About half of your body’s weight is made up of muscle.
There are three distinct types of muscle tissue recognized in vertebrates – skeletal, smooth and cardiac
Each type of muscle tissue in the human body has a unique structure and function.

(1) Skeletal muscle.

Skeletal muscles are made up of cylindrical fibers with the nucleus of each cell near the edge. The cells are striated in appearance.
Skeletal muscle or “voluntary muscle” is attached by tendons to the skeleton.
We can consciously control it through nervous impulses from our brain which sends messages to the muscle and so allows us to control the movements of our body.
Contractions can vary to produce powerful, fast movements or small precision actions. Skeletal muscles also have the ability to stretch or contract and still return to their original shape.
These muscles are found all over the body including the deltoids, pectorals, abdominals, quadriceps and gluteal muscles.
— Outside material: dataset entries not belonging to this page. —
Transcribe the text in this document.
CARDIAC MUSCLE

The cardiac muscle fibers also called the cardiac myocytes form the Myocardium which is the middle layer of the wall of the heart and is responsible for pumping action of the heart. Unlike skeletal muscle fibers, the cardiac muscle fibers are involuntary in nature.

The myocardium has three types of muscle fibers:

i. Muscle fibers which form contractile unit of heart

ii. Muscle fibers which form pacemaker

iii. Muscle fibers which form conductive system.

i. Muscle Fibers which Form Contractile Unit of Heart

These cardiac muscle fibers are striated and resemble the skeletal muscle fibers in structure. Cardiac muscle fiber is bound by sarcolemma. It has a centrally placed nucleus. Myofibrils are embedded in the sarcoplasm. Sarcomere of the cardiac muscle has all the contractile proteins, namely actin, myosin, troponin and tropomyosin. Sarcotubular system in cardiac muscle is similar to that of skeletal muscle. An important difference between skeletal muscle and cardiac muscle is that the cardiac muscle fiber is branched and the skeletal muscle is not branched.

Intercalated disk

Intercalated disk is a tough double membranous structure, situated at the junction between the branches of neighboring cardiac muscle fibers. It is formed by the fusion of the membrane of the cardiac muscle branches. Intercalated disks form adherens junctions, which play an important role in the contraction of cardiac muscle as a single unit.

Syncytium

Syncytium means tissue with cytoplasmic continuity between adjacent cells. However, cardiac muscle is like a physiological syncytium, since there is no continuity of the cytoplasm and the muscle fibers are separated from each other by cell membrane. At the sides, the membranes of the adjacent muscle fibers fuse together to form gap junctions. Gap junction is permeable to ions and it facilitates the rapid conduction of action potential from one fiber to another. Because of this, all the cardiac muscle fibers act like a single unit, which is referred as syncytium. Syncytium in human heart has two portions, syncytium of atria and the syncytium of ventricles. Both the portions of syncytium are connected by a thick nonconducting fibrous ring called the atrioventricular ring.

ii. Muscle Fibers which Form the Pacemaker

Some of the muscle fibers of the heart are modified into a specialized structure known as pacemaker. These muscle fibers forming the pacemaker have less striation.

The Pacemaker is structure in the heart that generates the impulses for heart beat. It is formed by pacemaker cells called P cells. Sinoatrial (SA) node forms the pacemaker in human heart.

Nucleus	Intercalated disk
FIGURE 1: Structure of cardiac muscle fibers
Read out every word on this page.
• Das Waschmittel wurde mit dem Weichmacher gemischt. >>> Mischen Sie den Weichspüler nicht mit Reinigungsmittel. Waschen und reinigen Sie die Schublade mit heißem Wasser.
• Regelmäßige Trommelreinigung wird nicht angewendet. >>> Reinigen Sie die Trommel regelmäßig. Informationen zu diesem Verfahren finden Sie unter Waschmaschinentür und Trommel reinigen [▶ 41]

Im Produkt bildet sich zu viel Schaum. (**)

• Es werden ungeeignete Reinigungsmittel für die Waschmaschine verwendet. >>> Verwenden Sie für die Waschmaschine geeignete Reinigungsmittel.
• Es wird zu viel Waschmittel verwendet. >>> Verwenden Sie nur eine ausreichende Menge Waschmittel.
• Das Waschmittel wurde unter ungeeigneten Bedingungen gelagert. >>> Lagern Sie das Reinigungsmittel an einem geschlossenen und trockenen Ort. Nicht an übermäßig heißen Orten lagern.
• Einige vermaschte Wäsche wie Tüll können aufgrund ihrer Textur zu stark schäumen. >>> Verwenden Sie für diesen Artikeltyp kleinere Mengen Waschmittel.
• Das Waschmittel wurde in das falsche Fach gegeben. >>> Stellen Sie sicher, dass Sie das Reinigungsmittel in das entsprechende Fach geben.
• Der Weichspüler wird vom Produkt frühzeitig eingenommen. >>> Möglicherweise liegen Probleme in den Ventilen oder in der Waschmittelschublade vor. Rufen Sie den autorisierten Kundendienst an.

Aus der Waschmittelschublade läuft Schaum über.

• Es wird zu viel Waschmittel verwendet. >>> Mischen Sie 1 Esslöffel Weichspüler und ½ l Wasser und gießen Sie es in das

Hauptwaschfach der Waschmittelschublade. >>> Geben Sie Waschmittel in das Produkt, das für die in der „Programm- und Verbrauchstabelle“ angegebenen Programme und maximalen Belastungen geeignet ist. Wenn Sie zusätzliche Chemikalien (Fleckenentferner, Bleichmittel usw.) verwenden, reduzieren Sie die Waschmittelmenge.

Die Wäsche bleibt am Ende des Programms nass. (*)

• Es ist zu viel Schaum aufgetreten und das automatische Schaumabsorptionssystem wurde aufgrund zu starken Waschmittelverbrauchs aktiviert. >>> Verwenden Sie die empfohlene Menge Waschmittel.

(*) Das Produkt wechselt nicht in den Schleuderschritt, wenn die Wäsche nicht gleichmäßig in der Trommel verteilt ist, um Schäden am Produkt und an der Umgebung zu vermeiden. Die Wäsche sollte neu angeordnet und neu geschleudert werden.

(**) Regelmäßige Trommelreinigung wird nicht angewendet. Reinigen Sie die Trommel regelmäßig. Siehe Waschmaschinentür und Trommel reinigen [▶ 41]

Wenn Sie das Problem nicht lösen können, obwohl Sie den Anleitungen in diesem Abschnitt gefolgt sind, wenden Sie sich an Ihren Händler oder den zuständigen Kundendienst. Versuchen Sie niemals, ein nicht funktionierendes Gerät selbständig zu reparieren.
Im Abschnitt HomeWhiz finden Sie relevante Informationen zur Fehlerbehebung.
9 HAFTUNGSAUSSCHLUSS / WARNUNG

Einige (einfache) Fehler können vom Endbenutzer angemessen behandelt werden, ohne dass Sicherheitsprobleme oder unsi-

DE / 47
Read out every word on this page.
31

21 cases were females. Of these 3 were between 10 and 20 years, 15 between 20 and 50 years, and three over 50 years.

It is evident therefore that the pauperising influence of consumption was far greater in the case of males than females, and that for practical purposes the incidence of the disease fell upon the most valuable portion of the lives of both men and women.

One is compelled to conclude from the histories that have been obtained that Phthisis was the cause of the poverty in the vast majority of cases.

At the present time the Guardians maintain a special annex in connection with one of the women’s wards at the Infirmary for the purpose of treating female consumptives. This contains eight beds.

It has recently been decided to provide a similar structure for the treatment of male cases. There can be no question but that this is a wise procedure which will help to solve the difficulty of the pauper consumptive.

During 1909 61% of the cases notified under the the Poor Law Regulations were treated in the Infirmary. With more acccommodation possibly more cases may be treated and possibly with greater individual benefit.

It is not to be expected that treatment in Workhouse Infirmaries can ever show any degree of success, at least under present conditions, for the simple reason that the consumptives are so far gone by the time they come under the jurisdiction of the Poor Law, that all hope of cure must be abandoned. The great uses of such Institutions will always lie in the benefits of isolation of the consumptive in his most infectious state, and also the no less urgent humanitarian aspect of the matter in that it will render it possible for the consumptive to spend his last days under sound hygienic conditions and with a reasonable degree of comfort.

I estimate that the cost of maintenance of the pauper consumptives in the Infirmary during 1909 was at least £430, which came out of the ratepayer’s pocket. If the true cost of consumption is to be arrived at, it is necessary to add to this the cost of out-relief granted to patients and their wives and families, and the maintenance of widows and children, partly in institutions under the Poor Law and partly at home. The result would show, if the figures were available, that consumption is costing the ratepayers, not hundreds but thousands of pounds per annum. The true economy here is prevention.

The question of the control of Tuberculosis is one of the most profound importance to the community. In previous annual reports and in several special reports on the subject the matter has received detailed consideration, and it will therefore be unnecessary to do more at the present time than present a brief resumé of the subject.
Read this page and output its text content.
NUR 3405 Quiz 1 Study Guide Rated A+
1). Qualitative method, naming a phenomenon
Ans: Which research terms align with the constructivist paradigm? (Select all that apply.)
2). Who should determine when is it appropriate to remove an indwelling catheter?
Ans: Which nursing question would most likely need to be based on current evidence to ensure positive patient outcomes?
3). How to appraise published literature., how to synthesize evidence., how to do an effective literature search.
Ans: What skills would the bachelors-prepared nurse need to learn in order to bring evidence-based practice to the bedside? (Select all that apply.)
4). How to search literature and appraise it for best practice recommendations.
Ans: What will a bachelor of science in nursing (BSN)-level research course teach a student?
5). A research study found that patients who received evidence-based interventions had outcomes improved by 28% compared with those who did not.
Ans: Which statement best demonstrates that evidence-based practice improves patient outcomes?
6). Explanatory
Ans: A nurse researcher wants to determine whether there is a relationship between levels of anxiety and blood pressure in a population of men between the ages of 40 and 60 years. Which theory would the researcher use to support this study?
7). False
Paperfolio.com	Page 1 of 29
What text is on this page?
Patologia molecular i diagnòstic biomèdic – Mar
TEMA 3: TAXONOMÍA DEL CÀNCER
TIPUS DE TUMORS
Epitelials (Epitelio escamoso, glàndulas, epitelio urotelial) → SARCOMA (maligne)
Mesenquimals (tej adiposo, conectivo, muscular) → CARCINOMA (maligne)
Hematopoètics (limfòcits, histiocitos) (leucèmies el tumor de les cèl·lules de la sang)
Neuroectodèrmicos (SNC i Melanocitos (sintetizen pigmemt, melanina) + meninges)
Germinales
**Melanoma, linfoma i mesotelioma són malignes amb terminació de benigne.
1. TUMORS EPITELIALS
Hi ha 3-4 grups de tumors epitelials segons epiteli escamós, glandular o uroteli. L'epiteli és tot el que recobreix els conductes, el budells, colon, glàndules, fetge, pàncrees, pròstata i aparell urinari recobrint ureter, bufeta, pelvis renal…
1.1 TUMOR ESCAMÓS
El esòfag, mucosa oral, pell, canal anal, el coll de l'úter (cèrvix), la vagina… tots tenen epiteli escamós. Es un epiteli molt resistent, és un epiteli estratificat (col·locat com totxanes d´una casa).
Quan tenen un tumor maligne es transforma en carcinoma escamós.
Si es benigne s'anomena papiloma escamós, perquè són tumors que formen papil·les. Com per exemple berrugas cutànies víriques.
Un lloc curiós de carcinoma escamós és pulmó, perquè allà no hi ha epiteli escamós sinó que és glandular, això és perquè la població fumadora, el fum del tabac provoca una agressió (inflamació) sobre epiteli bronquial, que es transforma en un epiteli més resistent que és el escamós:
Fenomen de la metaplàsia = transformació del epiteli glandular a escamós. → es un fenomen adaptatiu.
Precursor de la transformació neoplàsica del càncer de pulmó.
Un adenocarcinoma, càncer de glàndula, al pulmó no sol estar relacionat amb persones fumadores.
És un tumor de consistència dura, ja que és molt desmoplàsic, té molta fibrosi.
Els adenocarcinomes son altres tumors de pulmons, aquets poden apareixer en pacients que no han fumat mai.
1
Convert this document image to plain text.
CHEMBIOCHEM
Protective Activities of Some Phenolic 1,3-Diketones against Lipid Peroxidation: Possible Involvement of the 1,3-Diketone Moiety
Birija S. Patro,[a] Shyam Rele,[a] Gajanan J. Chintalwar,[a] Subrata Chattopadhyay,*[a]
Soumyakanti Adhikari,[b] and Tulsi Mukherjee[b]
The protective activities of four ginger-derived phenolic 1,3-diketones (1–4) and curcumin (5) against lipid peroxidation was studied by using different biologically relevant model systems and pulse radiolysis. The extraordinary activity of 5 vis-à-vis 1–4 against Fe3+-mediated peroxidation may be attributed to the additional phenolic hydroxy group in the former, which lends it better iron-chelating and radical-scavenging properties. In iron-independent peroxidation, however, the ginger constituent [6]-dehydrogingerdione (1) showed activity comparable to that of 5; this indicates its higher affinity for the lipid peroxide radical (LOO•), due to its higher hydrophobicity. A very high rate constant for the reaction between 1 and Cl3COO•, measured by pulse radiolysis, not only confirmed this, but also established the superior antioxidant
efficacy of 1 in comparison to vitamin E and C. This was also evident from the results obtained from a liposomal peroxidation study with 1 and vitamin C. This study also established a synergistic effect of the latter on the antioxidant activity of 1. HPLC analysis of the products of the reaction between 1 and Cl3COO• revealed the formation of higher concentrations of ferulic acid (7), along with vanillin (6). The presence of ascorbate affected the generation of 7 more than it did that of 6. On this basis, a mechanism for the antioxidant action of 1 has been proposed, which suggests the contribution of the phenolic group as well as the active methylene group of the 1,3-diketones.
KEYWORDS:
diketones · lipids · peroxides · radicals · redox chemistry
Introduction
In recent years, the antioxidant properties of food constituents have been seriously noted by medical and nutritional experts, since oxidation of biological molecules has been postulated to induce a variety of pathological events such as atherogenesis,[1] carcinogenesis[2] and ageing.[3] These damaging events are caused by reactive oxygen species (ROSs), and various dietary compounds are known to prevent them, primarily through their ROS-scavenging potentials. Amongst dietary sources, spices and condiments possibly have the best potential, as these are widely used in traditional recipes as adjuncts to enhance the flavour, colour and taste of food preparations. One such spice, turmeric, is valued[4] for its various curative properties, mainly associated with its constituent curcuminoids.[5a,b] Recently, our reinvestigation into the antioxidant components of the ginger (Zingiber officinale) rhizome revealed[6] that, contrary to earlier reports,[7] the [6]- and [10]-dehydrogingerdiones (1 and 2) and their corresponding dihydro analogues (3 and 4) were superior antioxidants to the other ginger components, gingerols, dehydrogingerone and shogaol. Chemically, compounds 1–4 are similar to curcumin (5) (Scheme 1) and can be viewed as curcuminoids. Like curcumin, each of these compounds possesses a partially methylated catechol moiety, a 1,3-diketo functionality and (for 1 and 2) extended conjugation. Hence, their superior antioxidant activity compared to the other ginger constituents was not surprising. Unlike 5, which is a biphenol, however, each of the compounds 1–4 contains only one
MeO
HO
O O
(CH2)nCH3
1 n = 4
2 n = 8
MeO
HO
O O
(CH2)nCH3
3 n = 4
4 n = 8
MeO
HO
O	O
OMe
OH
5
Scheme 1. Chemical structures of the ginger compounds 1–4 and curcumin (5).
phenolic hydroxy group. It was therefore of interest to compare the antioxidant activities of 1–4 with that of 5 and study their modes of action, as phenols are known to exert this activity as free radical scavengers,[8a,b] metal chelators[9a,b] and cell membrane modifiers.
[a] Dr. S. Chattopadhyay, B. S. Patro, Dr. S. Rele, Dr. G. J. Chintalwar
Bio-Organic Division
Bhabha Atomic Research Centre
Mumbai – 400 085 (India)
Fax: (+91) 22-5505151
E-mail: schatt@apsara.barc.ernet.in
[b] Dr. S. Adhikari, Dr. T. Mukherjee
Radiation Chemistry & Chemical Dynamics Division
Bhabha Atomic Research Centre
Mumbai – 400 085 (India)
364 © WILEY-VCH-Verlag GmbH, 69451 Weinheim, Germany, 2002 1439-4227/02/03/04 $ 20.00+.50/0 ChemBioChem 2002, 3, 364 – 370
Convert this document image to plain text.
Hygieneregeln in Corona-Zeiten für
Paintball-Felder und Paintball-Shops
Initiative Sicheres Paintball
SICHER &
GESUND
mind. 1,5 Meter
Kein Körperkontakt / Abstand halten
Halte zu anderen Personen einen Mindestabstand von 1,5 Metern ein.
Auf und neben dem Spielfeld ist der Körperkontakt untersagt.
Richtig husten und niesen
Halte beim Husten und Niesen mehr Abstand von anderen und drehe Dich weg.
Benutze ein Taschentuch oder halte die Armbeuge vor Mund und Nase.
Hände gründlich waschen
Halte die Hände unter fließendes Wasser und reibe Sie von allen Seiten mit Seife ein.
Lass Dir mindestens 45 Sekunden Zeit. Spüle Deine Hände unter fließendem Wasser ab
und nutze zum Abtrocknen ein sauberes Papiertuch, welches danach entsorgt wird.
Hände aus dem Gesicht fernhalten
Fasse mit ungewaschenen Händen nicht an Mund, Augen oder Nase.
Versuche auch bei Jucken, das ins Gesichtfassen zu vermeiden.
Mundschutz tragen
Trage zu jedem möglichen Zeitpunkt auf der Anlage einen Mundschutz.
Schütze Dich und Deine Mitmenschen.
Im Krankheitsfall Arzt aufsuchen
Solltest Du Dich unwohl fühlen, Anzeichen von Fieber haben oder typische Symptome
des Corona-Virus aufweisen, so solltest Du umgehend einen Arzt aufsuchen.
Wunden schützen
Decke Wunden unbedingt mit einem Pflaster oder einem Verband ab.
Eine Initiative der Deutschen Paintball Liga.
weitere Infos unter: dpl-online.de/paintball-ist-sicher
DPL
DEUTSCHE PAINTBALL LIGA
Even your tongue contains skeletal muscles.

(2) Smooth muscle.

Smooth muscle differs from skeletal and cardiac muscle in terms of structure, function and action.
This muscle is a type of non-striated muscle composed of elongated, thin shaped cells with a central nucleus
It forms organs like the stomach and bladder and changes shape to facilitate bodily functions
Smooth muscle is found in the walls of blood vessels and hollow visceral organs (except the heart) such as the esophagus, stomach, intestines, bronchi, uterus, urethra, bladder, and the arrector pili in the skin (in which it controls erection of body hair).
It is also known as involuntary muscle, meaning it is not under our conscious control but is controlled by involuntary neurogenic impulses and has slow, rhythmical contractions for controlling internal organs. Smooth muscle in the digestive system, for example, contracts in the esophagus to move food down to the stomach, and smooth muscles in the blood vessels, help blood to move around the body.

(3) Cardiac muscle.

Cardiac muscle is also known as myocardium.
This type of muscle is found only in the walls of the heart.
Cardiac muscle cells are quadrangular in terms of shape, and have a single central nucleus.
Like the skeletal muscles the cells of cardiac muscle tissue are striated. This is caused by the arrangement of protein fibers inside of the cells which give the appearance of light and dark bands.
Striations indicate that a muscle cell is very strong.
These muscles are thickened because they must contract frequently to move blood in and out of the heart.
and through the blood vessels of the circulatory system.
It has similarities with smooth muscle in that it cannot be controlled consciously
Striated muscle contracts and relaxes in short, intense bursts, while smooth muscle sustains longer contractions.